No caso sub judice, em sede fundamentar o invocado «erro notório na apreciação de prova», o recorrente alegou que sabendo embora o acidente, ele não tinha intenção de fugir da responsabilidade, por não tomar conhecimento de que a sua viatura tinha provocado dano ao automóvel do ofendido e ele próprio foi autor do acidente.
Trata-se, na nossa modesta óptica, duma asserção manifestamente descabida, visto que está inquestionavelmente provado que logo depois do acidente, o ofendido manifestou ao recorrente a vontade de apresentar queixa à Polícia, e lhe exigiu não sair do local (leia-se na douta sentença a seguinte frase: 意外發生後,XXX立即向嫌犯表示會報警處理,並著嫌犯不要離開現場).
Sopesadas em consonância com a regra de experiência, as palavras do ofendido dão suficientemente, para qualquer pessoa de inteligência normal, a entender que o recorrente causou dano ou prejuízo a si próprio ou ao seu automóvel.

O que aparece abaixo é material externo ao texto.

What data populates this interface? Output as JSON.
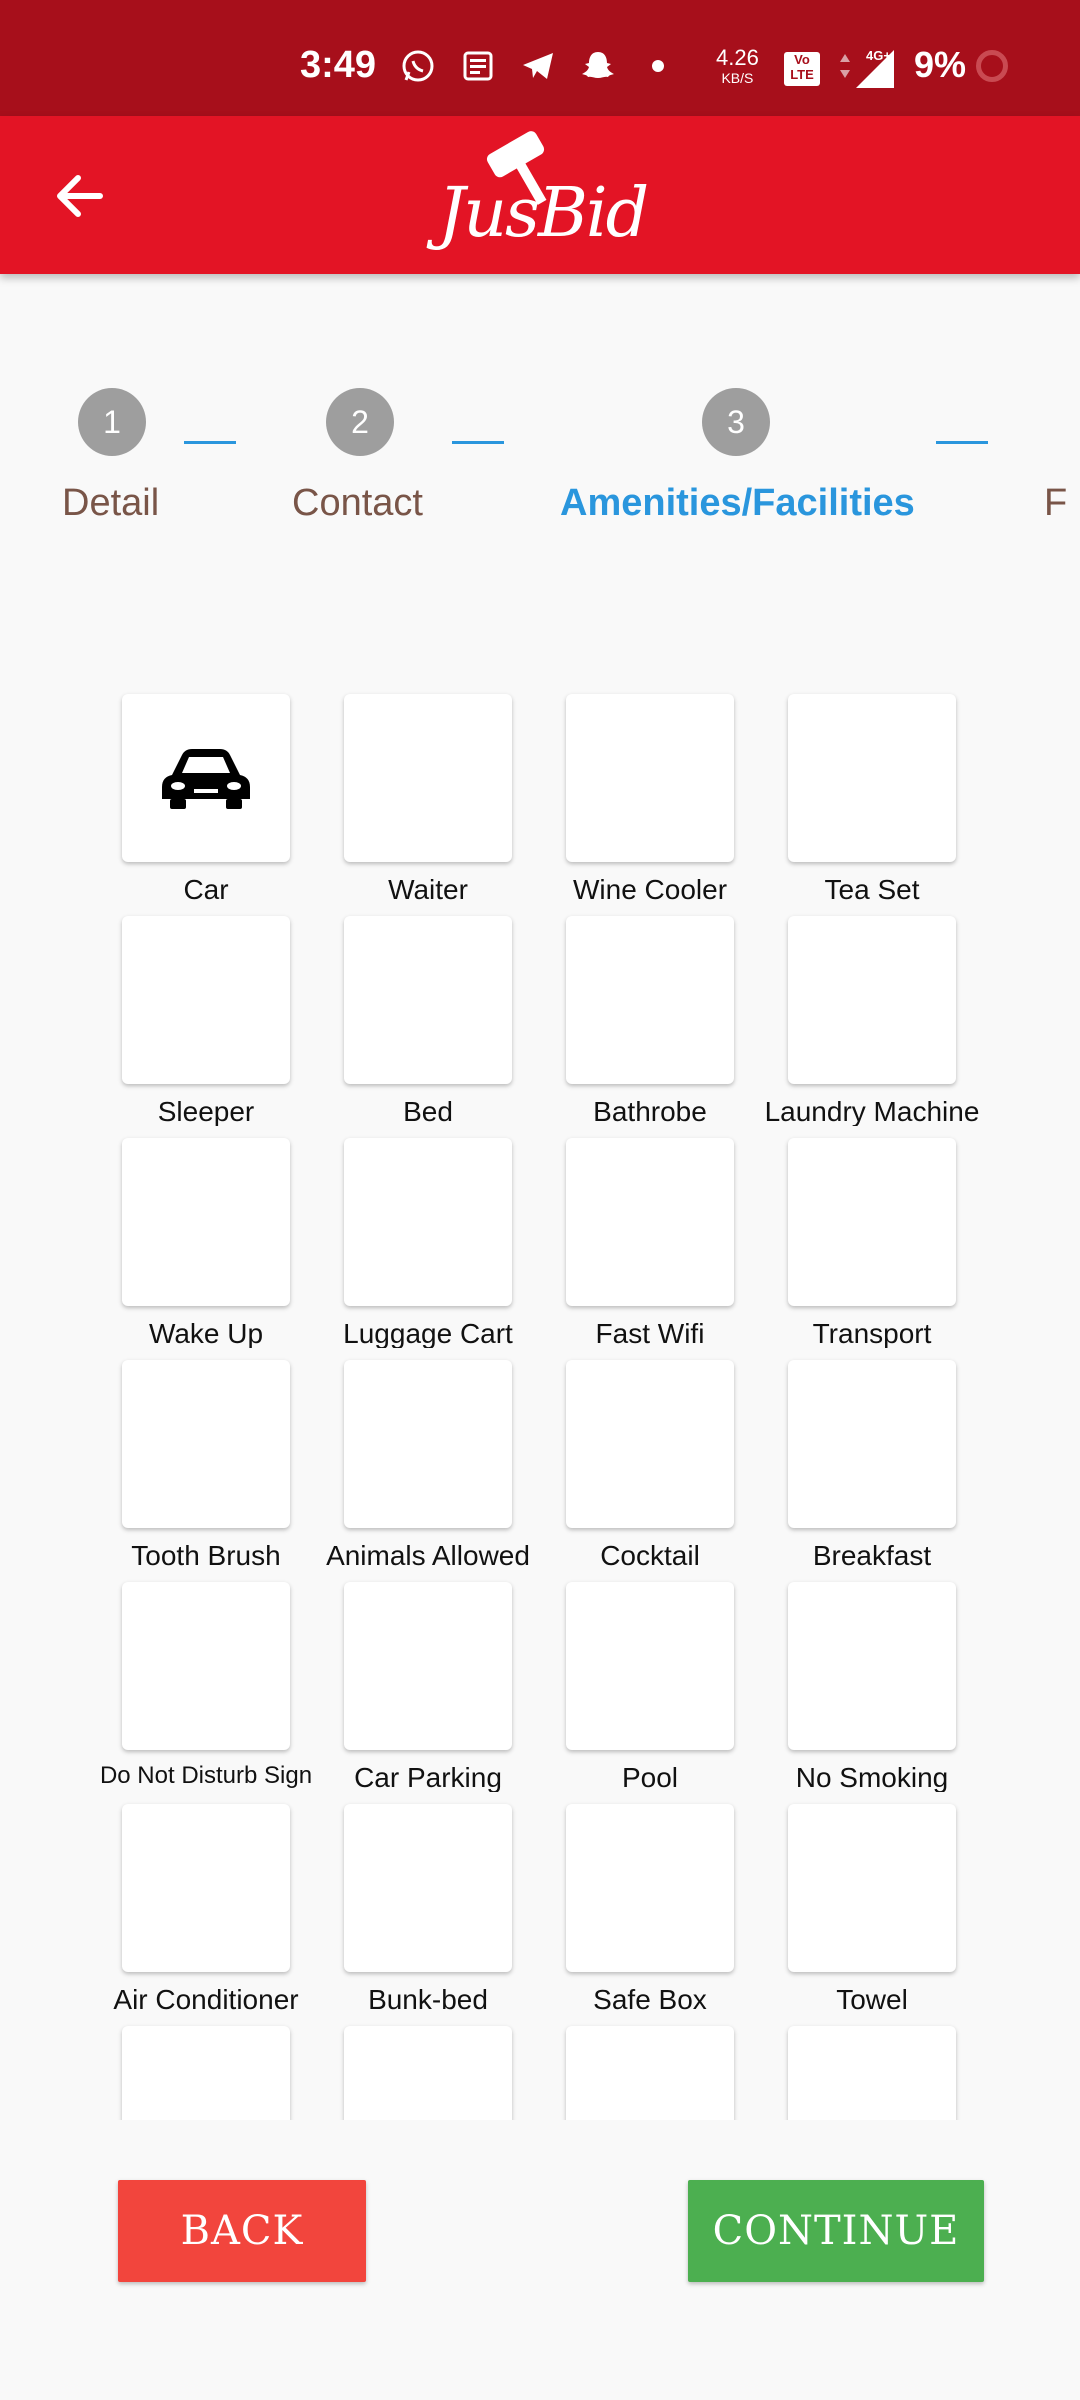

E confessada pelo recorrente na Motivação, a sua palavra «如果交通十五分鐘吾來,我就走 » mostra a montante que ele sabia ter feito mal ao ofendido.

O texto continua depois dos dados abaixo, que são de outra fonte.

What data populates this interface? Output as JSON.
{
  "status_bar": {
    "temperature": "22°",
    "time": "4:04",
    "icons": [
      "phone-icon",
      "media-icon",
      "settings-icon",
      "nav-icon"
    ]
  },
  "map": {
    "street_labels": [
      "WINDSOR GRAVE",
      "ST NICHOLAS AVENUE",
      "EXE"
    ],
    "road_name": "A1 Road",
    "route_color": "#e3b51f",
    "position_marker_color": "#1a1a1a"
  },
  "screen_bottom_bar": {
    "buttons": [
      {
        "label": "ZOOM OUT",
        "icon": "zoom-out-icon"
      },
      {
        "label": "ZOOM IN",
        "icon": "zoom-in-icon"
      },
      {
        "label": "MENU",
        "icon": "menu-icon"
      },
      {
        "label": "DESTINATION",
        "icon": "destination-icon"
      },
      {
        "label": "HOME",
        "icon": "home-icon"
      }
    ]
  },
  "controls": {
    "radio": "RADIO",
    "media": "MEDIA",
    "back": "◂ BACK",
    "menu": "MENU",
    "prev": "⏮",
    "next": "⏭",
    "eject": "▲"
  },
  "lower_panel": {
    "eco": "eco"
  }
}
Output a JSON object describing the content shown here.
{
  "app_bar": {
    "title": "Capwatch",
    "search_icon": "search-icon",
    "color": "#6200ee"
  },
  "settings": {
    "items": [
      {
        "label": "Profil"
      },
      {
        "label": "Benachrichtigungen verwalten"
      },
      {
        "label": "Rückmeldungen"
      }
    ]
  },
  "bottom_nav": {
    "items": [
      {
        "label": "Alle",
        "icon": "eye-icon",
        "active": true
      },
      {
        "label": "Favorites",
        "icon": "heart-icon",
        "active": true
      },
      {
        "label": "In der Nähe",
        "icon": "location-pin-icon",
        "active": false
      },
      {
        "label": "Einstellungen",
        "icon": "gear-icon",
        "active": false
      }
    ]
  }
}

Sendo assim, e tendo em conta que o recorrente saiu do local sem deixar nenhum meio de contacto ao ofendido, afigura-se-nos que na dita altura, o recorrente tinha intenção de arriscar à sorte (僥倖心態) para fugir da responsabilidade, pelo que não há in casu o erro notório na apreciação de prova para concluir pela existência da culpa do recorrente.

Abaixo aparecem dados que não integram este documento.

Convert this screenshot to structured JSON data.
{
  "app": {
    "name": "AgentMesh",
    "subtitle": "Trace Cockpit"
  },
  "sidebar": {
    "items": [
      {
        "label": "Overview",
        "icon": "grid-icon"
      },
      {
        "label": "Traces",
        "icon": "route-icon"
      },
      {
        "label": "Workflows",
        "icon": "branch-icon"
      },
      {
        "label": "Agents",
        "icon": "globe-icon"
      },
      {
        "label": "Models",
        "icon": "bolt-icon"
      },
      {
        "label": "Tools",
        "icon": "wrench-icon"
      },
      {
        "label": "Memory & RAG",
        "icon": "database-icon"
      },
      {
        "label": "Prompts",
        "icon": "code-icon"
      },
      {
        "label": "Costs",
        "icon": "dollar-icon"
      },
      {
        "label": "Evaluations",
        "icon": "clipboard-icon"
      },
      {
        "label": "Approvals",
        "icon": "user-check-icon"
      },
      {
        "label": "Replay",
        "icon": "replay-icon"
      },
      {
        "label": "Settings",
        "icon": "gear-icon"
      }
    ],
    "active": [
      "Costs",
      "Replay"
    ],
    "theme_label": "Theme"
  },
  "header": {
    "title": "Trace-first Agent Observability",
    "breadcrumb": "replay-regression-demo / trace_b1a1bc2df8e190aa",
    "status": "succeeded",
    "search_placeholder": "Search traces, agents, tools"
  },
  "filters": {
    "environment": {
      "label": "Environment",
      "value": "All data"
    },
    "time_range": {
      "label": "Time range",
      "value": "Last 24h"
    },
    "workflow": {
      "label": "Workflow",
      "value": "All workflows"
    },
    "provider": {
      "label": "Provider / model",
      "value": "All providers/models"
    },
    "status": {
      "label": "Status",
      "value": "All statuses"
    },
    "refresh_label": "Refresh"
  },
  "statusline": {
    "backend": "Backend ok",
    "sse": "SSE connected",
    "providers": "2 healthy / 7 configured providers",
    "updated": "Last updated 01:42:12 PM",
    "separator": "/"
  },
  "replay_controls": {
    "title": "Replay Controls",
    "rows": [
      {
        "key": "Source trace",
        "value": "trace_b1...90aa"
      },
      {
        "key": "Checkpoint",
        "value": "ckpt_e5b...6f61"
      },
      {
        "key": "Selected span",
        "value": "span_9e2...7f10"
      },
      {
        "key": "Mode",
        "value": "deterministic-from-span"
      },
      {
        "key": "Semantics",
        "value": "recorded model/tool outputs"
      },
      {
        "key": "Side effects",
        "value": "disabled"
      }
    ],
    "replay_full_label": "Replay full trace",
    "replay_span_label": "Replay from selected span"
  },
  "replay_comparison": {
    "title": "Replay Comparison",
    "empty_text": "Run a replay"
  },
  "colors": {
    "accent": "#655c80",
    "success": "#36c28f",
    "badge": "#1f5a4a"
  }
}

Ora, o recorrente não pôs em dúvida o facto provado de que cerca de 15 minutos posteriores ao acidente, e depois de saber que o ofendido chamara a polícia, ele abandonou do lugar de acidente, sem dar qualquer meio de contacto ao ofendido. Tal conduta implica a intenção de arriscar à sorte (僥倖心態) para fugir da responsabilidade.
Nesta medida, o aludido facto provado garante, só por si, a firmeza da dedução de que «嫌犯在自由、自願及有意識的情況下,明知發生交通意外且自己為意外的肇事者,仍故意駕車逃離現場,企圖逃避可能引致的民事或刑事責任。» O que nos leva a crer com tranquilidade que não se verifica, no vertente, caso, a arguida insuficiência para a decisão da matéria de facto provada prevista na alínea a) do n. °2 do art.400° do CPP.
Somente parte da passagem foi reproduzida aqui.